「挙党一致」。東京・永田町の党本部で11日記者会見した民主党の小沢一郎代表(66)は辞任を決断した理由を繰り返した。政治資金規正法違反事件を巡る公設第1秘書起訴を受けた「涙の続投会見」から48日。この日は、こわもてのイメージも復活。事件の政治的責任に自ら言及することはなく、封印していたマスコミ批判も展開するなど、強気に徹した。【篠原成行、鈴木一生】
微妙な笑顔を浮かべ会見場に現れた小沢代表は、詰めかけた約300人の報道陣に「(私の考えを)メモにしてきました」と述べ、「挙党一致をより強固にするために」と題したメモを約5分間にわたって読み上げた。
A4用紙1枚にしたためた文面には「挙党一致」「挙党態勢」の言葉が6回も使われ、その後の質疑応答でも「代表職を自ら辞することで党内がまとまり、政権交代が実現する」などと、政権奪取のための辞任であることを強調した。
一方、メモでは秘書が起訴された自らの責任についてはまったく触れなかった。「(事件の責任を取って)離党や議員辞職はしないのか」との質問を受けると、「なぜ離党や辞職をしなければいけないのか。私に一点のやましいところはなく、政治的な責任を取って代表を辞めるわけではない」と気色ばんだ。

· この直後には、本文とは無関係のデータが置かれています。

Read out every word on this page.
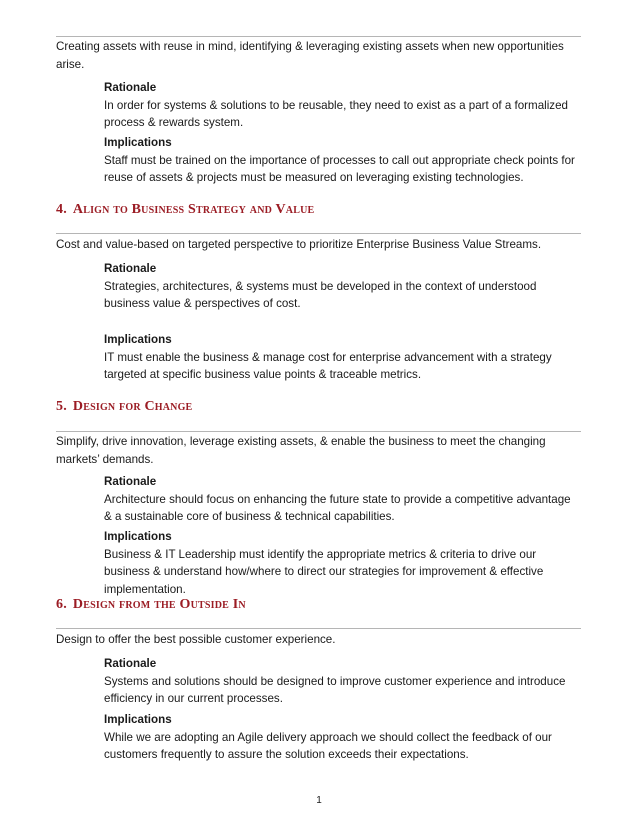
Creating assets with reuse in mind, identifying & leveraging existing assets when new opportunities arise.

Rationale

In order for systems & solutions to be reusable, they need to exist as a part of a formalized process & rewards system.

Implications

Staff must be trained on the importance of processes to call out appropriate check points for reuse of assets & projects must be measured on leveraging existing technologies.

4. Align to Business Strategy and Value

Cost and value-based on targeted perspective to prioritize Enterprise Business Value Streams.

Rationale

Strategies, architectures, & systems must be developed in the context of understood business value & perspectives of cost.

Implications

IT must enable the business & manage cost for enterprise advancement with a strategy targeted at specific business value points & traceable metrics.

5. Design for Change

Simplify, drive innovation, leverage existing assets, & enable the business to meet the changing markets’ demands.

Rationale

Architecture should focus on enhancing the future state to provide a competitive advantage & a sustainable core of business & technical capabilities.

Implications

Business & IT Leadership must identify the appropriate metrics & criteria to drive our business & understand how/where to direct our strategies for improvement & effective implementation.

6. Design from the Outside In

Design to offer the best possible customer experience.

Rationale

Systems and solutions should be designed to improve customer experience and introduce efficiency in our current processes.

Implications

While we are adopting an Agile delivery approach we should collect the feedback of our customers frequently to assure the solution exceeds their expectations.

1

この日は神妙な受け答えに終始した続投会見とは一転。時に厳しい口調になる半面、笑顔を織り交ぜる余裕を見せた。また、正面切ってマスコミを批判する「小沢節」もよみがえり、「連日のマスコミの報道で党内が不安定になった」「懇切丁寧な(事件の)報道にもかかわらず、民主党支持率は自民党と拮抗(きっこう)している」などと皮肉を述べる場面も。
最後に「小沢首相を求める世論に応えられなかった無念(の思い)はあるか」と聞かれると、「何になる、ならないは問題ではない。政権交代が果たされれば本懐」と答え、「はい、ありがとう」と続投会見の半分の約20分間で打ち切った。